A inadimplência entre os produtores rurais de Mato Grosso do Sul alcançou um novo recorde, refletindo um cenário preocupante para o setor. De acordo com um levantamento da Serasa Experian, 8,7% dos produtores pessoas físicas estavam inadimplentes no primeiro trimestre de 2026, superando a média nacional de 8,8% e marcando um aumento de 1,4 ponto porcentual em relação ao mesmo período de 2025, quando o índice era de 7,3%. Esse crescimento interrompeu um período de estabilidade observado no ano anterior, quando a inadimplência havia aumentado apenas 0,1 ponto porcentual em comparação a 2024.
O aumento da inadimplência é atribuído a uma combinação de fatores adversos que vêm pressionando o setor agrícola. Os altos custos de produção, as oscilações nos preços das commodities e as perdas climáticas nas safras recentes têm contribuído para a deterioração da situação financeira dos produtores. Além disso, o crédito mais restrito acentua as dificuldades enfrentadas. Marcelo Pimenta, head de Agronegócio da Serasa Experian, destacou que os desafios financeiros persistem, mesmo com uma perspectiva mais otimista para alguns segmentos do agronegócio.

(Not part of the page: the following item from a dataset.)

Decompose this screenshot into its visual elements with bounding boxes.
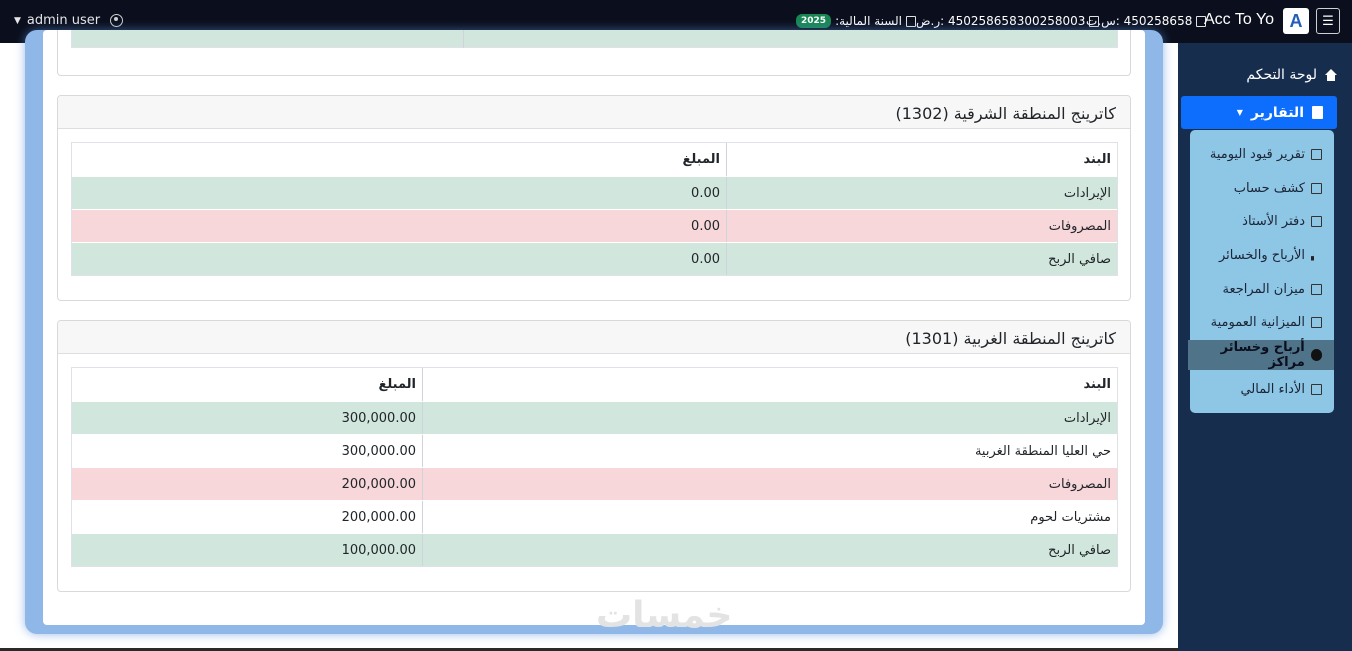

Os dados indicam que Mato Grosso do Sul ainda apresenta índices de inadimplência abaixo da média da Região Centro-Oeste, que registrou 10,1%. No entanto, o crescimento da inadimplência no Estado é significativo, especialmente após um período de estabilidade, e ocorre em um momento em que várias cadeias produtivas buscam recuperar sua rentabilidade. O maior percentual de inadimplência continua concentrado entre os produtores que não possuem registro formal de propriedade rural.
A percepção de risco por parte do mercado também aumentou, conforme apontado no levantamento, com o indicador de risco caindo de 606 pontos no primeiro trimestre de 2025 para 591 pontos no mesmo período de 2026. Para enfrentar esses desafios, ferramentas baseadas em inteligência artificial, como o Agro Score, estão se tornando essenciais na concessão de crédito ao setor. Essas ferramentas ajudam a entender as particularidades de cada propriedade rural, o que é crucial para uma análise de risco mais precisa.
A metodologia utilizada pela Serasa Experian considera apenas pessoas físicas da população rural que possuem dívidas superiores a R$ 1 mil, com vencimento superior a 180 dias e que estejam relacionadas a financiamentos ou atividades do agronegócio. Essa base abrange cerca de 10,7 milhões de produtores rurais em todo o Brasil, identificados por registros de imóveis rurais, financiamentos agropecuários ou cadastro de atividade rural.